En 1958, Chagall et son épouse Vava séjournent quinze jours à la Closeraie, la demeure des Cramer à Mies. Le chêne majestueux du parc inspire Chagall qui dessine un couple d’amoureux au pied de l’arbre. Le peintre est fasciné par un paravent de Pierre Bonnard représentant des nourrices avec enfants place de la Concorde à Paris, qui se trouve dans le salon et date de 1899. Cramer lui suggère d’en réaliser un aussi. Et Chagall va se mettre au travail et l’offrir à ses hôtes.

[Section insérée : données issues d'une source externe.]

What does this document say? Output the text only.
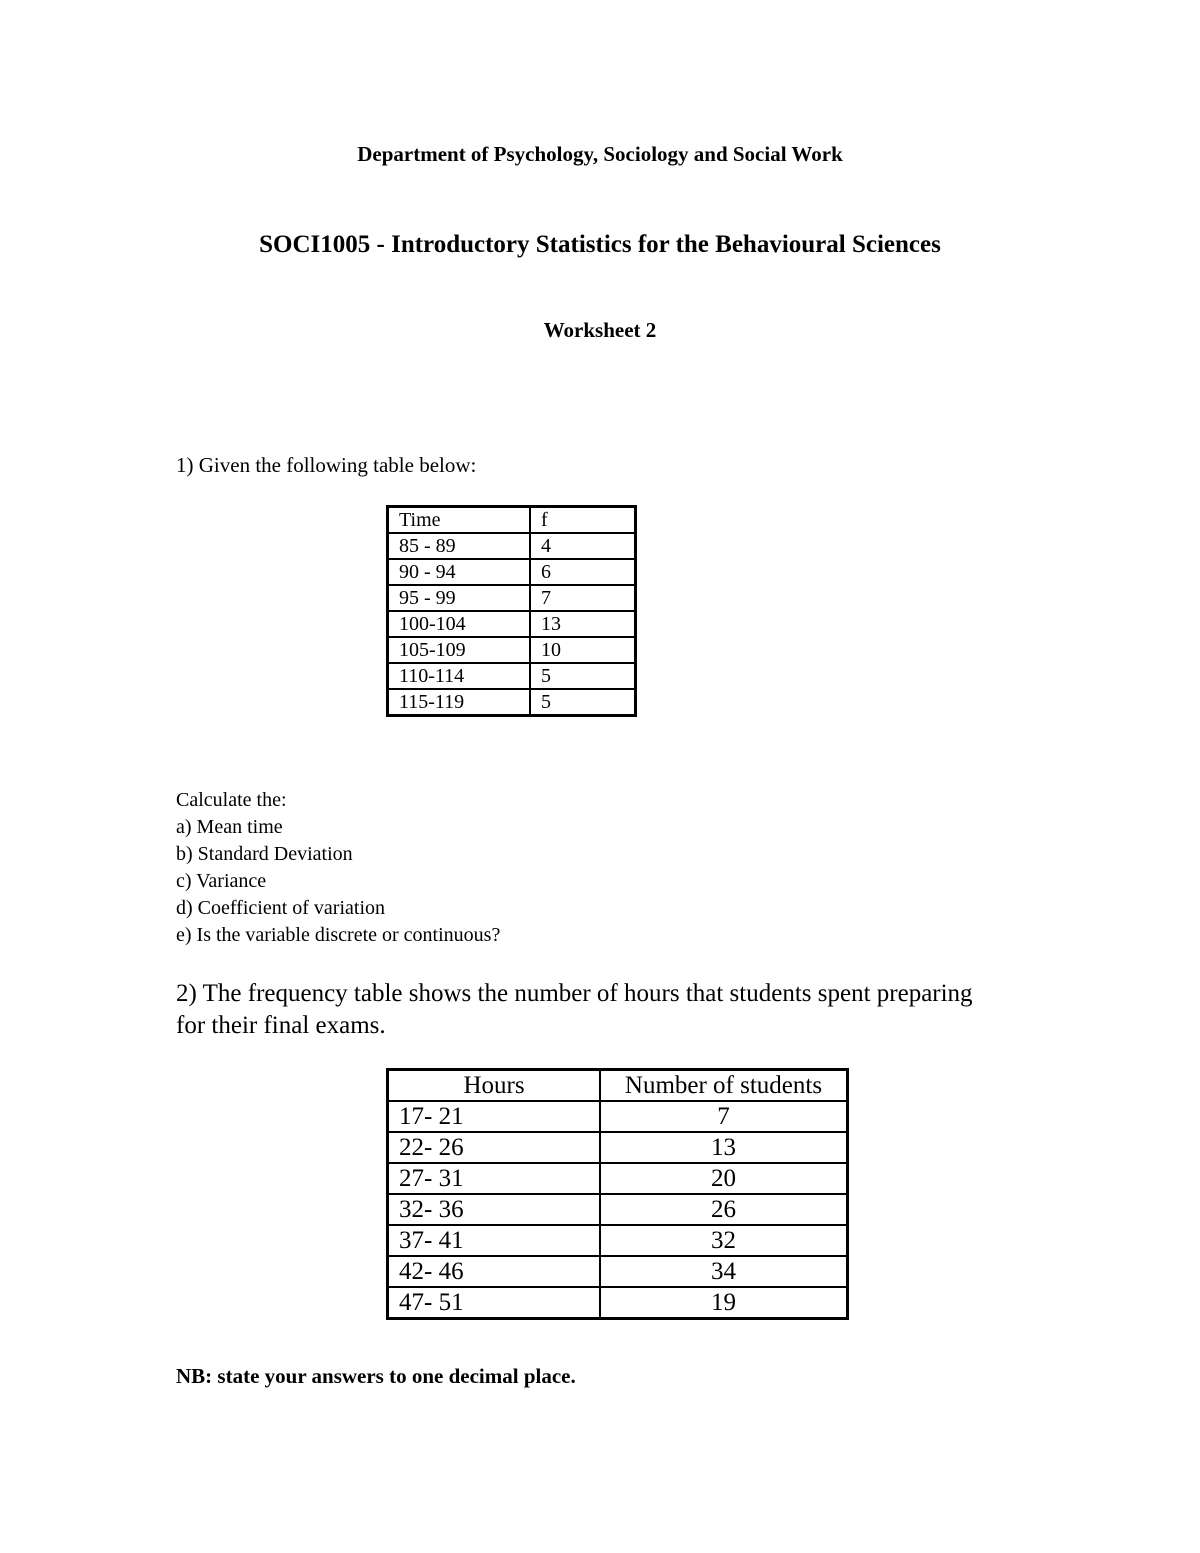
Department of Psychology, Sociology and Social Work
SOCI1005 - Introductory Statistics for the Behavioural Sciences
Worksheet 2
1) Given the following table below:
Time	f
85 - 89	4
90 - 94	6
95 - 99	7
100-104	13
105-109	10
110-114	5
115-119	5
Calculate the:
a) Mean time
b) Standard Deviation
c) Variance
d) Coefficient of variation
e) Is the variable discrete or continuous?
2) The frequency table shows the number of hours that students spent preparing for their final exams.
Hours	Number of students
17- 21	7
22- 26	13
27- 31	20
32- 36	26
37- 41	32
42- 46	34
47- 51	19
NB: state your answers to one decimal place.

Les deux paravents sont d’ailleurs exposés dos à dos entourés des poèmes de Chagall illustrés par lui-même ainsi que de ses monotypes. C’est Ynès qui souffle l’idée à Chagall pour ses Psaumes de David : ajouter de l’aquatinte dans le fond de ses gravures en noir et blanc, avant que Gérald ne les publie en 1979.
L’exposition s’achève avec le sculpteur Henry Moore avec lequel comme avec Miró, Gérald aimait tant faire du bateau. Ses gravures animalières se déclinent autour d’un crâne d’éléphant que des amis lui avaient ramené du Kenya. « On n’ a pas osé emprunter le modèle original pour des questions de douane explique Christian Rümelin. Le crâne de « Miss Djeck », une éléphante exhibée puis abattue dans les Bastions à Genève en 1937, a fait l’affaire ».
Gérald sera aussi à l’origine, de l’achat par la ville de Genève de la sculpture « Reclining Figure : Arch Leg » qui se trouve Promenade de l’Observatoire face au Musée d’art et d’histoire de Genève. Son ami Henry Moore est venu lui- même choisir son emplacement.
Cramer va faire preuve aussi d’une immense générosité en faisant don de toutes ses archives à la ville de Genève. En 1976, il remet la gestion de sa galerie à son fils Patrick, souhaitant se consacrer uniquement à l’édition.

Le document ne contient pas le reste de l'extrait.